On this podcast, Zeihan joins The Breakdown to discuss why the coronavirus crisis is rapidly accelerating the end of the era of globalization.
. How the American-led global order used the dollar as the tool to keep the world together
. Why geopolitics and demography are coinciding to end the era of globalization
. Why the coronavirus will spark a massive return of American manufacturing
. Why, when it comes to the dollar’s status as the world’s reserve currency, “Never before has the “exorbitant privilege” of being the world’s reserve currency felt more exorbitant or more like a privilege.
. Why the crisis could spell the end for the euro
. Why China isn’t nearly as well positioned in the post globalization era as many assume
. Why the best positioned countries in the coming era are the U.S., Japan, Argentina, France and Turkey
Peter Zeihan is a geopolitical strategist, which is a fancy way of saying he helps people understand how the world works. Peter combines an expert understanding of demography, economics, energy, politics, technology, and security to help clients best prepare for an uncertain future.
Peter is a critically acclaimed author whose books — The Accidental Superpower and The Absent Superpower — have been recommended by Mitt Romney, Fareed Zakaria and Ian Bremmer. Peter is also a highly sought after public speaker. With a keen eye toward what will drive tomorrow’s headlines, his irreverent approach transforms topics that are normally dense and heavy into accessible, relevant takeaways for audiences of all types.
Peter’s third book, Disunited Nations, is available starting with March 2020.
About the book
The world is entering its greatest period of change in nearly a century. America’s allies depend on her commitments for their economic and physical security, and they hope the Trump administration’s positions are an aberration. This hope is misplaced.

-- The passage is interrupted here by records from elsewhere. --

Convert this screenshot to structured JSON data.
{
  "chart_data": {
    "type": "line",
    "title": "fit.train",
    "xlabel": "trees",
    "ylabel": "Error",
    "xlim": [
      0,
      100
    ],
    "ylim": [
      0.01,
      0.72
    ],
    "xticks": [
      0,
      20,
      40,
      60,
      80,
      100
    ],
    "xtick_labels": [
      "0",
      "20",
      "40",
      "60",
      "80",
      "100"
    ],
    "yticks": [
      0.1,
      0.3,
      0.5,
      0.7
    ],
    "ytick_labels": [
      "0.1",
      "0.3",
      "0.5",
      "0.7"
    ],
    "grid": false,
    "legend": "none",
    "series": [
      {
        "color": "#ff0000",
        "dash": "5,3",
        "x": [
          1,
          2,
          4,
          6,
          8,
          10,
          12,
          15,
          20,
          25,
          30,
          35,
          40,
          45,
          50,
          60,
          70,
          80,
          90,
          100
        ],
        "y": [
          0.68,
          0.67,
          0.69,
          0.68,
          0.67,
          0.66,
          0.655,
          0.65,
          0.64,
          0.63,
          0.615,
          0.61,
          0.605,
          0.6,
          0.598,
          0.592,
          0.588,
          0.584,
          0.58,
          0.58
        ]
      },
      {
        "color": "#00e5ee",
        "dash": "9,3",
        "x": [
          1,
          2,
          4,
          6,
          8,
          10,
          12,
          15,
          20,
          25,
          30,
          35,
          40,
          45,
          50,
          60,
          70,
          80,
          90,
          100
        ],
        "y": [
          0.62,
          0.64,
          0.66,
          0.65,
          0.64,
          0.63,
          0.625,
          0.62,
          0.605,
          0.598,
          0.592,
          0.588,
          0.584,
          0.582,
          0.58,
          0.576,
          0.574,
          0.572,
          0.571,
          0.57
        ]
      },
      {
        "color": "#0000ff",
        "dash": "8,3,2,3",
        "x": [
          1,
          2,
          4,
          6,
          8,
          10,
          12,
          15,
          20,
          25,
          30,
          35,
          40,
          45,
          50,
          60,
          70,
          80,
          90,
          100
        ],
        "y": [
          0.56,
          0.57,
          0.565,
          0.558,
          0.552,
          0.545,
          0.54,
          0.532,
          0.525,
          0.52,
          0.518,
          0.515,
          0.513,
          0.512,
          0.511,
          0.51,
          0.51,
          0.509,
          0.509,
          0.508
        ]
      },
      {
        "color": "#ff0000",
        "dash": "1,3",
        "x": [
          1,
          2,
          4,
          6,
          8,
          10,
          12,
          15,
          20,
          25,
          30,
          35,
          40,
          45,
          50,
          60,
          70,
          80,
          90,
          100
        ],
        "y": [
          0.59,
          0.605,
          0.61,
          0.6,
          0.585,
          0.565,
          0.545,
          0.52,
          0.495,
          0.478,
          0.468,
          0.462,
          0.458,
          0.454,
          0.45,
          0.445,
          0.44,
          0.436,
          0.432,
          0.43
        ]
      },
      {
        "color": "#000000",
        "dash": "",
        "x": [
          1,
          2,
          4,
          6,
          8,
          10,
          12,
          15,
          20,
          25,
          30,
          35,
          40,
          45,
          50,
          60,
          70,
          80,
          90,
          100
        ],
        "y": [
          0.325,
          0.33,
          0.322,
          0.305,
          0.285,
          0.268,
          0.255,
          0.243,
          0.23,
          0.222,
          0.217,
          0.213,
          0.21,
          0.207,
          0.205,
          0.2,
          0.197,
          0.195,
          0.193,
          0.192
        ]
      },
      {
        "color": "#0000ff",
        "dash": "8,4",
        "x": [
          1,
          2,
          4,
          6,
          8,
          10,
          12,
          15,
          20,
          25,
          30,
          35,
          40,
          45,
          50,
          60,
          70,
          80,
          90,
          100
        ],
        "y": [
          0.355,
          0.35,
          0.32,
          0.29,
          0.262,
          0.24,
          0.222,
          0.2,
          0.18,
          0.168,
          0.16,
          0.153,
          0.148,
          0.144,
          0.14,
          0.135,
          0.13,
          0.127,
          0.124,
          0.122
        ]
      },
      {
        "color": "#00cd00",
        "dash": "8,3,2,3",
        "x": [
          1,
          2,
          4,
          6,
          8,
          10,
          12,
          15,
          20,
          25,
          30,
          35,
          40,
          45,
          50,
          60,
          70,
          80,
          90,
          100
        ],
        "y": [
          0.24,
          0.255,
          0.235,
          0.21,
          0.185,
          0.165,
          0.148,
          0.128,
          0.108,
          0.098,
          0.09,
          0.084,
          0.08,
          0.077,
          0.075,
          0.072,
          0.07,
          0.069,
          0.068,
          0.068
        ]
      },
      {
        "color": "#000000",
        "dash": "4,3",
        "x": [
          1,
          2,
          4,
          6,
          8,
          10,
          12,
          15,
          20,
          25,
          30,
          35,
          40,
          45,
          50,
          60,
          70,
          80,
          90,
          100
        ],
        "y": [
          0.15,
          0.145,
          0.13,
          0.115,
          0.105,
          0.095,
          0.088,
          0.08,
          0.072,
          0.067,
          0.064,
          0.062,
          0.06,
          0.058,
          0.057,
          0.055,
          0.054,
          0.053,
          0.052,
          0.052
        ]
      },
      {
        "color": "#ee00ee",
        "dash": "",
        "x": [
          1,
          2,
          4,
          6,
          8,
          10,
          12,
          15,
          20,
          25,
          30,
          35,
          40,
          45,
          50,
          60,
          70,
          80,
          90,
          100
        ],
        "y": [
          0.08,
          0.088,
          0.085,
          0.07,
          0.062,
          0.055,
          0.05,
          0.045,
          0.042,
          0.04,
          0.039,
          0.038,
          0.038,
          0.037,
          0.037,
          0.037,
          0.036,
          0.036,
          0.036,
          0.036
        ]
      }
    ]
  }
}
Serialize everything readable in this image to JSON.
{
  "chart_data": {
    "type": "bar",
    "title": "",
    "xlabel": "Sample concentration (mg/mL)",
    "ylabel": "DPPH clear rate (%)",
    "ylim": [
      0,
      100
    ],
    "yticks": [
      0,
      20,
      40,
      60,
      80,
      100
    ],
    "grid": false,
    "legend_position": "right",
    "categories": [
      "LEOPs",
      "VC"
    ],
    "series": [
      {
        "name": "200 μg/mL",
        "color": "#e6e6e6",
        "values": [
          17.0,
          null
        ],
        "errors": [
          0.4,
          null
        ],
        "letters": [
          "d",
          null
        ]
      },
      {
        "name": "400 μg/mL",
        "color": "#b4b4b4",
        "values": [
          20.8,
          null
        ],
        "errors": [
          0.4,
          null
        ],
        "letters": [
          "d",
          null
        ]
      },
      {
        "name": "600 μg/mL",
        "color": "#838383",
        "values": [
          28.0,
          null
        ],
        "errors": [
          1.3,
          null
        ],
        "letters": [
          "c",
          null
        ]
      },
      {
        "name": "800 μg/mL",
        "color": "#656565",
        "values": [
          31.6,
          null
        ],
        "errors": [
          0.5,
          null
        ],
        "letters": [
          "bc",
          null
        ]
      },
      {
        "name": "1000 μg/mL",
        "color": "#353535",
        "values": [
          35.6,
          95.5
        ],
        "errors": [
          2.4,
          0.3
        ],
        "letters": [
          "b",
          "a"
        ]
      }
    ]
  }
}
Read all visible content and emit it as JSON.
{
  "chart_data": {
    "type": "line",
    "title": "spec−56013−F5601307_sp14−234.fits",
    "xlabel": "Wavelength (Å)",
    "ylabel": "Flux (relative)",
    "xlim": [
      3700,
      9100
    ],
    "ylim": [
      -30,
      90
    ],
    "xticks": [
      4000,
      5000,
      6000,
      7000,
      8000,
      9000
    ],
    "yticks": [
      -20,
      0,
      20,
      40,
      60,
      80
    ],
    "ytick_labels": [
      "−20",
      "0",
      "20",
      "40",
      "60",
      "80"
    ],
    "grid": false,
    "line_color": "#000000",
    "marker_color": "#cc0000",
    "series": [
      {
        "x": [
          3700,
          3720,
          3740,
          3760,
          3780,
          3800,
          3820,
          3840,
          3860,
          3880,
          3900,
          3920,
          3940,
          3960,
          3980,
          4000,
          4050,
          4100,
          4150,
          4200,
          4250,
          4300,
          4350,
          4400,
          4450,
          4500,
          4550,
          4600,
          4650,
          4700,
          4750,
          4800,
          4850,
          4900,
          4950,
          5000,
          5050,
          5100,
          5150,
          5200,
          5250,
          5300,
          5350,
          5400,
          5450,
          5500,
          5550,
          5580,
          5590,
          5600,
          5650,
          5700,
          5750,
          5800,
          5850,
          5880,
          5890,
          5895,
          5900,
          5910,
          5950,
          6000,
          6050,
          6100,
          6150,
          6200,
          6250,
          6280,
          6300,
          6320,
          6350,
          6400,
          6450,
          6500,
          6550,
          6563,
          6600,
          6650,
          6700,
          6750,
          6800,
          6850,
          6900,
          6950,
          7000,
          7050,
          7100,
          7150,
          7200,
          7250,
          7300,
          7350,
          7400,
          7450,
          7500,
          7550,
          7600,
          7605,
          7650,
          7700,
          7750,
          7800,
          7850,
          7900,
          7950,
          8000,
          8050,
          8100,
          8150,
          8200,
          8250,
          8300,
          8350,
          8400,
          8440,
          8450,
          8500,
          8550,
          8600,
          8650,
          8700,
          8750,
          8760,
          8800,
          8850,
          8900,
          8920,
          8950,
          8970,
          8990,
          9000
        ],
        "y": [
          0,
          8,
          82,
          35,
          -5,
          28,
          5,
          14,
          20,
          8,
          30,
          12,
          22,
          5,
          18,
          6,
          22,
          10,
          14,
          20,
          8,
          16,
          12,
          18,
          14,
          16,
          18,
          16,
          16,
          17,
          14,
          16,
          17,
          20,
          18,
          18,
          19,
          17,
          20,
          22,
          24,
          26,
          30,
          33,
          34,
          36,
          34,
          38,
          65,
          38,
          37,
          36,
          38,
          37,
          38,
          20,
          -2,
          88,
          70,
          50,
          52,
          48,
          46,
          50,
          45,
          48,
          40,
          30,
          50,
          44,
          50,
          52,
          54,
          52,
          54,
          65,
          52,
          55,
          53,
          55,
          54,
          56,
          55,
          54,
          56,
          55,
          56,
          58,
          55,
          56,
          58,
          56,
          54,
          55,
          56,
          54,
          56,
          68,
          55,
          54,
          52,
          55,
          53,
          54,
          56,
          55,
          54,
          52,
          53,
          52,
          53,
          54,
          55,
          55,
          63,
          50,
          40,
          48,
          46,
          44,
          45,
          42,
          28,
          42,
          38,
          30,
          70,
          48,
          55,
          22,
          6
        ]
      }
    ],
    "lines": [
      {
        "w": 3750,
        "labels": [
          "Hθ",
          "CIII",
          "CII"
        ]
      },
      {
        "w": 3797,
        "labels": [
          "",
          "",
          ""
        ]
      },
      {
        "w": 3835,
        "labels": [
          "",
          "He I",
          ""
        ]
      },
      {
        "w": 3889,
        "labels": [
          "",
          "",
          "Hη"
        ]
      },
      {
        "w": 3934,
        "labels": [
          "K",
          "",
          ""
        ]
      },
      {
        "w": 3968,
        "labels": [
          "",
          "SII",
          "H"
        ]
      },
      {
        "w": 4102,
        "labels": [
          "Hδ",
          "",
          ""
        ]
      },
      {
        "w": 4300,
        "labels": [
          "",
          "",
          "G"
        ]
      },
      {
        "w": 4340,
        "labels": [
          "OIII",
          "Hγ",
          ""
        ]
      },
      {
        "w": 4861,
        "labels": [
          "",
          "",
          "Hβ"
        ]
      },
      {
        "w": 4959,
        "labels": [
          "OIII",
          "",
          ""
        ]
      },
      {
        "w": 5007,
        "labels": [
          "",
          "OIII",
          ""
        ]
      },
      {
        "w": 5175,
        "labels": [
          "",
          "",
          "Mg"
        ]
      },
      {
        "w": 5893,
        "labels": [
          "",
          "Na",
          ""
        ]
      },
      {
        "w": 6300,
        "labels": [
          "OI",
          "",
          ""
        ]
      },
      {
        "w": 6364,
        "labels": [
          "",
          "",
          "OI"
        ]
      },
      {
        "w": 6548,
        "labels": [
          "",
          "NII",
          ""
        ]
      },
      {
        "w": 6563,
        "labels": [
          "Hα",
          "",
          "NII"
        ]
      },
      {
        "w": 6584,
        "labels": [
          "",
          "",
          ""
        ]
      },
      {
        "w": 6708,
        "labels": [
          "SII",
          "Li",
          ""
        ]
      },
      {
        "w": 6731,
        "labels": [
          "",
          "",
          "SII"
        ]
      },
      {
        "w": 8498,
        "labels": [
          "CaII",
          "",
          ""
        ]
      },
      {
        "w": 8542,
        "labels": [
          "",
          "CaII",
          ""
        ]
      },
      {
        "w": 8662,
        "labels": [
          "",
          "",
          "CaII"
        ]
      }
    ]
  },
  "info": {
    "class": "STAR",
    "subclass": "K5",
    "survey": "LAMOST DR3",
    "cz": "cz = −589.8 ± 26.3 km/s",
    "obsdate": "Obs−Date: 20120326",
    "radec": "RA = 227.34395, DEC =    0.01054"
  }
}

The world has gotten so used to the “normal” of an American-dominated Order that we all have forgotten the historical norm: several smaller, competing powers and economic systems throughout Europe and Asia. The period of American hyper-involvement in global affairs is ending. The impacts on global energy and agricultural markets, finance and technology will be transformative, but the heirs to the dying Order are not who you think. Russia, India, China and Brazil will not be the superpowers and wunderkind of the future. Rather, names familiar and new will be taking charge of the emerging global Disorder.
Germany will decline as the most powerful country in Europe, with France taking its place. Every country should prepare for the collapse of China, not the rise of North Korea. We are already seeing, as he predicts, a shift in outlook on the Middle East: it is no longer Iran that is the region’s most dangerous threat, but Saudi Arabia.